A Sweet Aroma

We have always grown lilacs in our yard, looking forward each year for their heavenly-scented blossom announcing, “Spring is here again!”

This year, for the first time, I decided to do an oil painting of a bloom from our favorite bush. The painting proved to be quite a challenge, but it also gave me many hours both to study the anatomy of a lilac blossom and to think of this
magnificent creation fashioned by our incomparable God.

There is no question that many single blossom flowers such as roses, lilies and tulips, to name a few, are also wondrous examples of beauty from the hand of the Creator. However, the lilac blooms differ in that they are complex clusters of many individual blossoms all massed into showy displays of rich corporate beauty.

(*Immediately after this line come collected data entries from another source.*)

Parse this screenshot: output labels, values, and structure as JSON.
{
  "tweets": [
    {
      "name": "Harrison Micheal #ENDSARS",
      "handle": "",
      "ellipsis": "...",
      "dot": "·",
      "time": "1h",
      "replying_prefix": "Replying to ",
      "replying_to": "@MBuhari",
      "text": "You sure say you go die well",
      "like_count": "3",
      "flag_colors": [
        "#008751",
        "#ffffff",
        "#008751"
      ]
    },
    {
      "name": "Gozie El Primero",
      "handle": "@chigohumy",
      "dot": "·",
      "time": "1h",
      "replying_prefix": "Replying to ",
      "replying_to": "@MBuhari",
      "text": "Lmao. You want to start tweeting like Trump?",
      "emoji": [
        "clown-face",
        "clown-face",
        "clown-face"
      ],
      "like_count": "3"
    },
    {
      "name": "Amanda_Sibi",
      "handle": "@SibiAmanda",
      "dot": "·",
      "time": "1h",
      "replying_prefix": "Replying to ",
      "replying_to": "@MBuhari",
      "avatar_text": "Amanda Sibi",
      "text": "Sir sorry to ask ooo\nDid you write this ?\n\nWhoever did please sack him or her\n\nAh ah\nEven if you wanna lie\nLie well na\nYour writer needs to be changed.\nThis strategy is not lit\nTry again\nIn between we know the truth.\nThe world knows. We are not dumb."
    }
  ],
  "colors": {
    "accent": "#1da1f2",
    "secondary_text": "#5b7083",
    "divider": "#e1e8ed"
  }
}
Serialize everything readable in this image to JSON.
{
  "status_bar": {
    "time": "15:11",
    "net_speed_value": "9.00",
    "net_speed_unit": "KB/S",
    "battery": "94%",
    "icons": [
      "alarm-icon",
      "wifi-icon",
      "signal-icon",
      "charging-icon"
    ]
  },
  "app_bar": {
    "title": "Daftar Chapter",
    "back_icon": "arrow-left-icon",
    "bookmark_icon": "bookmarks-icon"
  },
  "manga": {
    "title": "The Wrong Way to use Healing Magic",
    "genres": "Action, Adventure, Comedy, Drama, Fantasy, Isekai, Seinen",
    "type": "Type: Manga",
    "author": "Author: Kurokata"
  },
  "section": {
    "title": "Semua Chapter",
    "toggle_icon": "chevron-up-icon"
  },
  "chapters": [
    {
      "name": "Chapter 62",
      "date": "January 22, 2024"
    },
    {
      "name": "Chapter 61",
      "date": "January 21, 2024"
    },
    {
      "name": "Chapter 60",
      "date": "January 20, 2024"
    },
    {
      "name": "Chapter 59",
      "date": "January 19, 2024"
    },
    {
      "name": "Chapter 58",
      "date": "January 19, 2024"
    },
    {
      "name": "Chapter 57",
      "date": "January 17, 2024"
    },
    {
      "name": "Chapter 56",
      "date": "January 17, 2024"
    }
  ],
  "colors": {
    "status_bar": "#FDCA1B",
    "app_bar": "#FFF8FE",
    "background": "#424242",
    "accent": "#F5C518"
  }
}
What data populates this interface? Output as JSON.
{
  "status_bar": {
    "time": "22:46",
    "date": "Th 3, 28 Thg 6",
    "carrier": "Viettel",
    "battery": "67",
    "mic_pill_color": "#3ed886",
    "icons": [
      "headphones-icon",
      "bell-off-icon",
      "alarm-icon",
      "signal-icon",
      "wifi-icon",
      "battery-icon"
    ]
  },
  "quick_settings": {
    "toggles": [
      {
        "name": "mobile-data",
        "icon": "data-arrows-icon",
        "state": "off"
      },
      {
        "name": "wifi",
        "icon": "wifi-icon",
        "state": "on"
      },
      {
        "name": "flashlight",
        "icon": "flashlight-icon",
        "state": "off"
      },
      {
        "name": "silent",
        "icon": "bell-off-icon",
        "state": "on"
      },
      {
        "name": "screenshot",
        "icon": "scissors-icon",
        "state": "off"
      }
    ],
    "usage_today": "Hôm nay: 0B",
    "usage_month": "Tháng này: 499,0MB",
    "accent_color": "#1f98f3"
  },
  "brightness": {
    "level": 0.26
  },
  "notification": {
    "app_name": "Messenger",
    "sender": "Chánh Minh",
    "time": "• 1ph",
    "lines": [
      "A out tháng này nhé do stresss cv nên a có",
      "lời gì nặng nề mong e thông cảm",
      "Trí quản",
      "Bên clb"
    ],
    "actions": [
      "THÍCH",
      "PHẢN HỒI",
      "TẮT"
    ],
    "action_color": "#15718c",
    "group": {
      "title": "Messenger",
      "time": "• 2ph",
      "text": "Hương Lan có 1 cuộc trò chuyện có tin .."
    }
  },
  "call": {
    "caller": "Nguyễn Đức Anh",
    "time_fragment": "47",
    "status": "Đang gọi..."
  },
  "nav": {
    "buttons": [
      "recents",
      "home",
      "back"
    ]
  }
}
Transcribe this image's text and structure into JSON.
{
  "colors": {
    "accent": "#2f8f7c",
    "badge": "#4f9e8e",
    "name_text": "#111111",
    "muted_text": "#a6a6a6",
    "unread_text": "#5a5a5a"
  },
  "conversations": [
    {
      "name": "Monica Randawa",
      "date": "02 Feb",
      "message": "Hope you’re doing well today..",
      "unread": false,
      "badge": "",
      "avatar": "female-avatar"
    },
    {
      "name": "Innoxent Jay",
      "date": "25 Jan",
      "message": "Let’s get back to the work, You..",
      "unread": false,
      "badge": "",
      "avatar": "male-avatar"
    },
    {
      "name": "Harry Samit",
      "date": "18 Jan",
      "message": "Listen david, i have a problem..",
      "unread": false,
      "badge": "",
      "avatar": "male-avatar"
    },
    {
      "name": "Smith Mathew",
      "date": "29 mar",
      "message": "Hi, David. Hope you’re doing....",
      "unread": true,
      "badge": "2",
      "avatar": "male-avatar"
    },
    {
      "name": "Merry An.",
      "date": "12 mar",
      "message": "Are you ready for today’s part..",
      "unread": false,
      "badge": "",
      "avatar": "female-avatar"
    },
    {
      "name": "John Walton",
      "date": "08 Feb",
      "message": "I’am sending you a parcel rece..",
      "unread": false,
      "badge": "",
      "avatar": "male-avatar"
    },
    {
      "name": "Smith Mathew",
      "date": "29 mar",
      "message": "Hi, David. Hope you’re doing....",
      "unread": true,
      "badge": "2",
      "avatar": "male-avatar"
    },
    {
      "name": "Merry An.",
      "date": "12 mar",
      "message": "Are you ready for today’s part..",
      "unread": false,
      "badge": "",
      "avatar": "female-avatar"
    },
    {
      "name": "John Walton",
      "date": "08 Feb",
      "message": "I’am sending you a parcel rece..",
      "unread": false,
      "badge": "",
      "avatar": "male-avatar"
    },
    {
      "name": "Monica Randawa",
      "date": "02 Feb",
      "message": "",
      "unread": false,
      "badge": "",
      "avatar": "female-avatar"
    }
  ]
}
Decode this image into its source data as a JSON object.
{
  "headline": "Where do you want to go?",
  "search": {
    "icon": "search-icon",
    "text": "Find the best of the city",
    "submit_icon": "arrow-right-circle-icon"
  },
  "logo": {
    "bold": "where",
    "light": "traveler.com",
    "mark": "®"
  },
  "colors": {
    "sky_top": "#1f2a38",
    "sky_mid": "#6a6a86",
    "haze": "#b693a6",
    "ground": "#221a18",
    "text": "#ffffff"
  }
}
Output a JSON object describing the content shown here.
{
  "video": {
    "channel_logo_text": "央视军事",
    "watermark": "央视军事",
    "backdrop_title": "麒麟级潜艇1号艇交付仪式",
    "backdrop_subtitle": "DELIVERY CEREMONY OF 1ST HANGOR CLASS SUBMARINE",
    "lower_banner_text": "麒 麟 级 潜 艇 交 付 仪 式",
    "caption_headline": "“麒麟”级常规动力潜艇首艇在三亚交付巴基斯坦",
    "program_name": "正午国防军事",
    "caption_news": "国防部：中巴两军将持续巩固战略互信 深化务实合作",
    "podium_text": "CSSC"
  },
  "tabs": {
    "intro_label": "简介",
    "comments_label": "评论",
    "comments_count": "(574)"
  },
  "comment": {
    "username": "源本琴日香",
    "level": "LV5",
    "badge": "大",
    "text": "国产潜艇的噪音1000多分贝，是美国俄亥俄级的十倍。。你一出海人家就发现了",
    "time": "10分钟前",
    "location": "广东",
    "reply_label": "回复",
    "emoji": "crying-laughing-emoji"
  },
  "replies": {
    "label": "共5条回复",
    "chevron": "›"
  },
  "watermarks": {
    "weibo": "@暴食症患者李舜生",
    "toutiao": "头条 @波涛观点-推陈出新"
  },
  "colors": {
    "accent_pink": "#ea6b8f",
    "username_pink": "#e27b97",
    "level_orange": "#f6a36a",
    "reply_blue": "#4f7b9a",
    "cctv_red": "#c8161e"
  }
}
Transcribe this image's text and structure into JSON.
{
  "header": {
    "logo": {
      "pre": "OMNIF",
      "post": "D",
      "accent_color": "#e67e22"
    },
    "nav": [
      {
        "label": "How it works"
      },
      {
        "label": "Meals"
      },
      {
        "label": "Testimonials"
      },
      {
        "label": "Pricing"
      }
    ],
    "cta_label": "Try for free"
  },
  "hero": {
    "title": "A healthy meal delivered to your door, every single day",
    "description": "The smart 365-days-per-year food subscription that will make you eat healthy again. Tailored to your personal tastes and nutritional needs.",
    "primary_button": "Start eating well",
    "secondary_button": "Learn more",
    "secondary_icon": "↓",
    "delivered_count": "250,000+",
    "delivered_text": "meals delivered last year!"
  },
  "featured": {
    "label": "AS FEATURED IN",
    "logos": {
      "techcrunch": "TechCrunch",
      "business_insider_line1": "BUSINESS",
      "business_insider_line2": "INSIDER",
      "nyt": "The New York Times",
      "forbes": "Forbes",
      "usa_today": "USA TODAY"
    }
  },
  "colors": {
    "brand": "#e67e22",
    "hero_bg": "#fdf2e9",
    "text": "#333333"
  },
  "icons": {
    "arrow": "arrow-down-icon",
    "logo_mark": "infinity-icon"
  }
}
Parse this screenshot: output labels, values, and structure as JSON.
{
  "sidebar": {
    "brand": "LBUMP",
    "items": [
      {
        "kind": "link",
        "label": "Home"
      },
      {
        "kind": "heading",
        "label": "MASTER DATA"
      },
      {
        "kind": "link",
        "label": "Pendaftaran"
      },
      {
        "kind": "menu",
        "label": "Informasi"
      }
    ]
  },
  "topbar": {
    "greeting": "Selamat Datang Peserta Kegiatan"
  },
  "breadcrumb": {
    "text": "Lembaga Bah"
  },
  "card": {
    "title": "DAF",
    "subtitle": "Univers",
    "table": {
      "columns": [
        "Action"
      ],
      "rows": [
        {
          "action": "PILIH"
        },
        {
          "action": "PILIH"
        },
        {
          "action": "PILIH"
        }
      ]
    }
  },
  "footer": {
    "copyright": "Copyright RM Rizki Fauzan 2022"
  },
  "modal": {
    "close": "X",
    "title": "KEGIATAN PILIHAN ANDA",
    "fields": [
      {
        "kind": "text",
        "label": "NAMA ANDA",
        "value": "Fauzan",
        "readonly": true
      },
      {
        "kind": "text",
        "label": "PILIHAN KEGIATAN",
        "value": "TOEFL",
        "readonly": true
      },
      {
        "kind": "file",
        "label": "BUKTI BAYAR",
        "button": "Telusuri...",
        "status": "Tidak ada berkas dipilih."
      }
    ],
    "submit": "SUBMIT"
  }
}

As I painted, I was impressed by how much the local church is like a lilac blossom. Each individual flower is joined to one central stem, each one depends on, and is supplied all its sustenance, from a single source. Further, I saw each individual flower facing outward in the manner of an individual witness to the world. True, some have much more prominent locations than others. There are those high in the sunlight, while others have a place deep in the shadows, almost lost to view. Yet they all make up one integral unit, each one occupying its appointed place.

Still more examination revealed widely differing stages of maturity in the members of the cluster. Some blossoms are quite large and completely open, others are smaller with petals not yet fully extended. Then there are those still in the bud–new Christians, if you will. A few are exposing their faces and opening their mouths for the first time. They are so refreshing.

Though the cluster is one complex bloom, I see there are some sub-groupings, distinct in themselves, yet all integral parts of the whole flower cluster. I see in these such things as the Sunday School or young people’s work; perhaps a ladies’ class or a missionary support group, each being a part of the whole local church.

Perhaps the thought occurring to me which I have meditated on most was the fact that every individual flower, small as it was, carried a bit of distinctive lilac scent. To be sure, by itself, there existed scarcely enough scent to be detected–yet, in the aggregate, combined with that of the whole cluster, the cumulative aroma is a sweet smelling savor, very pleasing to me; if to me, then surely to God.